The sheitel and the hijab

Arranged feature

Zoe Lister Jones (L) and Francis Benhamou star as fervently religious Jewish and Muslim women who forge a friendship in Arranged

 

Story of Jewish and Muslim arranged marriages opens film festival

By Debra Nussbaum Cohen, The New York Jewish Week

Devout Jews and Muslims in New York, particularly in Queens and Brooklyn, are like next-door neighbors who see each other every day yet remain strangers. But for a quick hello as they enter the same apartment building or rub elbows at the local fruit stand or discount store, most members of these communities have virtually nothing to do with one another.

The movie Arranged, however, shows an unlikely friendship developing between two young, female public school teachers. Rochel is a fervently Orthodox Jew dressed in an appropriately conservative style, and Nasira is a strictly religious Muslim with her head covered by the hijab.

Both women, in their early 20s, come under pressure from their families to find husbands, and are set up with men their parents (and matchmakers) consider good prospects. And both chafe at their choice of suitors.

When Rochel and Nasira bring the other to her family’s home to visit, each is met with suspicion bordering on hostility by the parents.

Arranged is the almost-true story of Yuta Silverman, who lives in Borough Park and teaches remedial reading in public schools. Silverman became close friends with the mother of one of her former students from a religious Muslim Pakistani family.

When she first met her friend, in reality a young mother named Asma, “we were a little leery of each other,” Silverman says. But “once I was taking off from teaching on a Jewish holiday and she was telling me about one of her holidays, and we discussed them.”

The relationship grew, and they were soon sharing more personal thoughts. “I remember her telling me that ‘you Jewish people seemed like strange scary people and now I see we’re not that different,’” Silverman said.

“We’d talk about our religions and compare the shidduchim (dating for marriage) processes; she told me about herself and her sisters. There are a lot of similarities,” she said.

She made the movie because “I want people to be able to relate to other religious groups as people, and not make judgments based on assumptions or myths or whatever it is that catches your eye first,” Silverman said. “It’s about stripping away the outside and getting to people on the inside.”

The dubiousness that her mother conveys to Rochel when she brings Nasira home is based on Silverman’s own experience.

“My family thought it was a little odd that I befriended her. But I’m kind of a strong-willed person, so they thought it was typical Yuta. They would make jokes like asking me ‘you’re sure you don’t want to become Muslim?’”

At the same time, her family was sufficiently supportive of the movie that her parents opened up their Borough Park home to the filmmakers, and it is used as Rochel’s family home in the movie.

Though she saw few movies growing up, and always at a synagogue or other private gathering rather than at a theatre, Silverman thought her family history would make an interesting film, so she cold-called small movie companies. She eventually found her way to Cicala Filmworks, whose principals, Stefan Schaefer and Diane Crespo, developed the idea for Arranged based on stories Silverman told them.

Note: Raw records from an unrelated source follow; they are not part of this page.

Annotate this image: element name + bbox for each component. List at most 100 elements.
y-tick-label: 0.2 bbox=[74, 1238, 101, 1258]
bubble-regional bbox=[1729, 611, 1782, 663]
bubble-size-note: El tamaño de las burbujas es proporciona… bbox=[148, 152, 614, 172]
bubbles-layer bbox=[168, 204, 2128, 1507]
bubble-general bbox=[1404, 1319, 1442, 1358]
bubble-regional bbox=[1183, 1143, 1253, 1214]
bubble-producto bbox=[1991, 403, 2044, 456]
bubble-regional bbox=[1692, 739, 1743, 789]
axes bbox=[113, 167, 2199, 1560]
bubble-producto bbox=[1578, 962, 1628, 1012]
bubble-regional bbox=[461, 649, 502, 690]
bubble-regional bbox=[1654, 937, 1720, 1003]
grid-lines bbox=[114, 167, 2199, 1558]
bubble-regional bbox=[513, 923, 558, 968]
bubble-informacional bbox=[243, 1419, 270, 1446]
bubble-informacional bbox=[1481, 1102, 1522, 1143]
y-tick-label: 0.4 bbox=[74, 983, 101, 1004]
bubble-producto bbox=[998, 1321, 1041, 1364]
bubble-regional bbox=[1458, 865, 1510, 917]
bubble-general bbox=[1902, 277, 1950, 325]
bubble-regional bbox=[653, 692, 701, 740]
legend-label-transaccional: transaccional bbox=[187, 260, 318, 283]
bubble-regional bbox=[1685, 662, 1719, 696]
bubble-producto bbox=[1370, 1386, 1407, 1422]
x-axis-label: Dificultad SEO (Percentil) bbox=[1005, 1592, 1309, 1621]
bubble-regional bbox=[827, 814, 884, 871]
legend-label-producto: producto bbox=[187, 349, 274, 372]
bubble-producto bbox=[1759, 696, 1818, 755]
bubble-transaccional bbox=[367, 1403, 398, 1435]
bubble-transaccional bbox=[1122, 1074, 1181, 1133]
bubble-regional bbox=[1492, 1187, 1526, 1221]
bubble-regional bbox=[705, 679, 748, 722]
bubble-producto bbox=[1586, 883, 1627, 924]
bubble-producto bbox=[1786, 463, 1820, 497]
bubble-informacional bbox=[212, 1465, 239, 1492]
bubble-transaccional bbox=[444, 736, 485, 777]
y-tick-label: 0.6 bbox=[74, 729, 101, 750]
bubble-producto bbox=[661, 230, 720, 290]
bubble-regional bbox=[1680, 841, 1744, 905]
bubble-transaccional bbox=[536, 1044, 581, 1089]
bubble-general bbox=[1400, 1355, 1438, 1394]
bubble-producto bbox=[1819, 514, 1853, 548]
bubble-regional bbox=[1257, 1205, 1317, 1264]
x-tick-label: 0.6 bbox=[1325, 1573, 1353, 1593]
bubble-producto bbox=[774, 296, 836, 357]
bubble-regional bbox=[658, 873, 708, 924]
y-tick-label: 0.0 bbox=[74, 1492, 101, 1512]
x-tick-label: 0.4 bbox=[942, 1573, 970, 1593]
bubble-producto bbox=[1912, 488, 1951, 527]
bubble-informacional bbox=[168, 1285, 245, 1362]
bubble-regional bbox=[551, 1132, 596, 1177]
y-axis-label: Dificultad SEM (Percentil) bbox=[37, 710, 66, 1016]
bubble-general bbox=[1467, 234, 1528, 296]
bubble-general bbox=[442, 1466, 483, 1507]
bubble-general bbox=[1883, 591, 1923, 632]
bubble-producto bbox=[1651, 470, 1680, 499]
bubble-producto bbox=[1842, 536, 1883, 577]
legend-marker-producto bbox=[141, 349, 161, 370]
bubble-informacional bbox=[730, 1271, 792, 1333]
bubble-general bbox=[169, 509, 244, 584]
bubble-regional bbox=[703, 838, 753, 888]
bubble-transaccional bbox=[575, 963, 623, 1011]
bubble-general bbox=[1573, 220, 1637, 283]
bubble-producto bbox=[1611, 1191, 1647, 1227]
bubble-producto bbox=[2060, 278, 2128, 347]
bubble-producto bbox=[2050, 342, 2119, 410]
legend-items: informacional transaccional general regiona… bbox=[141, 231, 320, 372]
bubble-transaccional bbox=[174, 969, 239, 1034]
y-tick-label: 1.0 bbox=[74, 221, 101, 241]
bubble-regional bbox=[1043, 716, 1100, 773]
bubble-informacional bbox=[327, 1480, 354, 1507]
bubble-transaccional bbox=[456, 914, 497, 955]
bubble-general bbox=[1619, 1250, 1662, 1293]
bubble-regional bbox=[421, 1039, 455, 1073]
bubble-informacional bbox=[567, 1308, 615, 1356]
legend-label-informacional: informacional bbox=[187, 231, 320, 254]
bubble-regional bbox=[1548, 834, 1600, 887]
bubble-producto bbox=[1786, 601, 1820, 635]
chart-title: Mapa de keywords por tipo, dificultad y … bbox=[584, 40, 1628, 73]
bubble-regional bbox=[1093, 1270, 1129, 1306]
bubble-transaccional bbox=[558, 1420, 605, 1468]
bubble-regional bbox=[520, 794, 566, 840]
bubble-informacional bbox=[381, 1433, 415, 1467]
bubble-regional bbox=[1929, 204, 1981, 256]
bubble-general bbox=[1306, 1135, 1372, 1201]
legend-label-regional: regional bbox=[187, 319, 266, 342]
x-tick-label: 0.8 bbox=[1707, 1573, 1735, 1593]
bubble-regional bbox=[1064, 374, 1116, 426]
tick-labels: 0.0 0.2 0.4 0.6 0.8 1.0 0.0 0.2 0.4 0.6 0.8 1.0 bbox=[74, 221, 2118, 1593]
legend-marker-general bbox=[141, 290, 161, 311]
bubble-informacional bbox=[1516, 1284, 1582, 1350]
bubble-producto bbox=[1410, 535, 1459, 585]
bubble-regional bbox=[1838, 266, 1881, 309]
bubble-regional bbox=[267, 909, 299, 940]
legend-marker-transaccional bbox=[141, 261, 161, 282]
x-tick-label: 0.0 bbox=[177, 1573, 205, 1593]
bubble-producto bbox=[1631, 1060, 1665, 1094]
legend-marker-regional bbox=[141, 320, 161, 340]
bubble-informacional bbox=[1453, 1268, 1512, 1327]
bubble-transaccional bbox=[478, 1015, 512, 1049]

Neither of the filmmakers is Jewish, though both of its female leads are. But whatever their religious background, those who worked on the film say that making the movie was a learning experience about unfamiliar worlds.

“I knew very little about the Orthodox community before this project,” said Crespo, who was raised in a Catholic family.

“Yuta allowing us into her life and world, insisting that we come in and giving us a window into this community was amazing. We all probably have preconceived notions of the roles of women in an Orthodox community.

“Before I knew better it seemed oppressive and lacked any equality. As a woman, as a feminist, you always want to free women from that. But meeting Yuta and her mom I really saw the freedom, that they don’t feel limited in any way, and it was nice for the women on set to see that,” said Crespo, who co-wrote and co-directed the film with Schaefer.

“The closer I got to the community the more I understood,” she said. “And that’s the message of this film, that when we meet each other and have conversations, everything becomes less strange.”

Arranged has been making Jewish film festival rounds, but finding ways to bring it to Muslim audiences has been harder, said Crespo.

“It’s been a bit more difficult to get it out to the Muslim community because they don’t have the same infrastructure for cultural events,” she said. “We’ve reached out to Muslim student communities and gotten a very good response. It is also harder to penetrate that community because we don’t have the same kinds of connections. But when we’ve invited Muslims to the general screenings it’s gone over really well.”

Asked if Arranged has been shown in Borough Park yet, Silverman chuckles. “It probably has not shown in my neighborhood. I guess it depends on how it’s perceived. We’ll have to wait and see.”